Align Government Efforts
Responsibility for enforcing transparency rules should be assigned to a single government agency that would also administer a broad regulatory program. The agency would supervise platform due process obligations, public reports, and audits and would vet researchers and auditing firms. It would also determine which data and in what format has to be made available for audits and research. It is impossible to specify all the details of data disclosure in advance, but it can be the subject of ongoing dialogue among regulators, platforms, researchers and auditors.
A social media regulator should have additional regulatory tasks beyond content moderation, including privacy and the promotion of competition. These goals interact and sometimes conflict. So, a single regulator would be the best place to house the different responsibilities.
Other regulatory responsibilities are very specialized and might need to remain with the different specialist regulator. For example, the U.S. Department of Housing and Urban Development brought a discrimination case against Facebook. It might be best to leave the enforcement of housing discrimination laws with specialized agencies and require only close collaboration with the social media regulator.
How to prevent abuse?
A social media regulator would have the power to manipulate the oversight system to favor the interests of the political party that happened to be in power. How should this be constrained?
One safeguard is to ensure that the supervisory agency is independent of the rest of the government. European data protection authorities, for instance, are independent in this way, as are to some degree U.S. independent agencies such as the Federal Trade Commission. This independence would prevent the agency from simply following the orders of the current administration. In addition, its regulatory decisions would have to be subject to normal notice and comment rules and judicial review.

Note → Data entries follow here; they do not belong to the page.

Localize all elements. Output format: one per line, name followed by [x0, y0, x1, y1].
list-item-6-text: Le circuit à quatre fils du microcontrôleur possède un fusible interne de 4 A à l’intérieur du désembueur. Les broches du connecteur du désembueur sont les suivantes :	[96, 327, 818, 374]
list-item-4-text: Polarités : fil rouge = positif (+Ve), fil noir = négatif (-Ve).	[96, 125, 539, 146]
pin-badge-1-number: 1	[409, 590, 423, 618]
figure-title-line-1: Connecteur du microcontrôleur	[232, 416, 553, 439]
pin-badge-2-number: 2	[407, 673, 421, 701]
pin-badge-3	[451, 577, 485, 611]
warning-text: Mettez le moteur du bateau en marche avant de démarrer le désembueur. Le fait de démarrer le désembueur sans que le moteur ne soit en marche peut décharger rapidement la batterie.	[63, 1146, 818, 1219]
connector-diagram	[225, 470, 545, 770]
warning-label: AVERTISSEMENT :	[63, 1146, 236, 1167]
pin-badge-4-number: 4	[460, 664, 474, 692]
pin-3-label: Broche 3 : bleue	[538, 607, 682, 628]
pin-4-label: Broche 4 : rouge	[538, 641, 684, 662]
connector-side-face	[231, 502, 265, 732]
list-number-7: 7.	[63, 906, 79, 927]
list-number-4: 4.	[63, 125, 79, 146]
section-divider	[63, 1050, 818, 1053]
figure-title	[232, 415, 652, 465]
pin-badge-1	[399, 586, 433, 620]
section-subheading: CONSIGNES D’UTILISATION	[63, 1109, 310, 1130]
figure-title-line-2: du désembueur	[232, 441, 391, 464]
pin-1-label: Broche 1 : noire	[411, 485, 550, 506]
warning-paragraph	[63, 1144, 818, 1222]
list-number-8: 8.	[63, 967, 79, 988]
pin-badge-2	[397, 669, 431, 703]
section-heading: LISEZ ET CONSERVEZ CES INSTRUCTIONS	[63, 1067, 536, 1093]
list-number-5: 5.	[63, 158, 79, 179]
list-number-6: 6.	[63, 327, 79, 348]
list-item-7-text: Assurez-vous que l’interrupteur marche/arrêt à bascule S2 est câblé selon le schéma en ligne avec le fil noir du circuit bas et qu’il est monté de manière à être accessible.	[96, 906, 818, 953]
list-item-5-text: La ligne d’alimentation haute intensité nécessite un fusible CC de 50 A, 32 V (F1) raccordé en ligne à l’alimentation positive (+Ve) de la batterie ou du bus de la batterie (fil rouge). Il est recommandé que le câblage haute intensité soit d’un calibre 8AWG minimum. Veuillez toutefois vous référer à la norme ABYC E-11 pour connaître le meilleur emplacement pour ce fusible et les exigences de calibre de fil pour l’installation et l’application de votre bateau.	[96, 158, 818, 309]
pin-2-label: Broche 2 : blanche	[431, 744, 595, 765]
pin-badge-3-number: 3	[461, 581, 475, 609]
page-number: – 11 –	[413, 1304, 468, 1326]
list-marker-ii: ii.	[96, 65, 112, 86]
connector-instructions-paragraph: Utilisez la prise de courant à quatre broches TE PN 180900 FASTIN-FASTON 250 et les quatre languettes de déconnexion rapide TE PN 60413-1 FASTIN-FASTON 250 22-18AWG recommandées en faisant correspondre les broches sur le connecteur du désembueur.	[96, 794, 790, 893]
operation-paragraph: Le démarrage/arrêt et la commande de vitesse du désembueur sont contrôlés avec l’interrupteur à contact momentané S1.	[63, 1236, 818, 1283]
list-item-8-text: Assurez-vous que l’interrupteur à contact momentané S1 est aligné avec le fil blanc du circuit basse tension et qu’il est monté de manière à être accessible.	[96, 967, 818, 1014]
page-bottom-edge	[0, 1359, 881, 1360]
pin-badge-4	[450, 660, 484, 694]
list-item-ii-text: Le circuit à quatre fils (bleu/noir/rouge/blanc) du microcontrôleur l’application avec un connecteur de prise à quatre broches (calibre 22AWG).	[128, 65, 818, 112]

The second safeguard is to prevent agencies from second-guessing content decisions of social media companies. Banking regulators do not make loans and social media regulators should not make content decisions. The DSA requires an out-of-court dispute resolution system, where the regulator vets and approves the settlement body, but does not make the decision itself. I suggest an industry body such as has developed under FINRA in the United States, which separates the industry regulatory body from the dispute resolution system.
Transparency is not always a good thing, but in the case of social media platforms it is an idea whose time has come. It is not just nice to have but serves concrete, tangible public policy interests. It is an essential part of a comprehensive regulatory scheme for social media companies.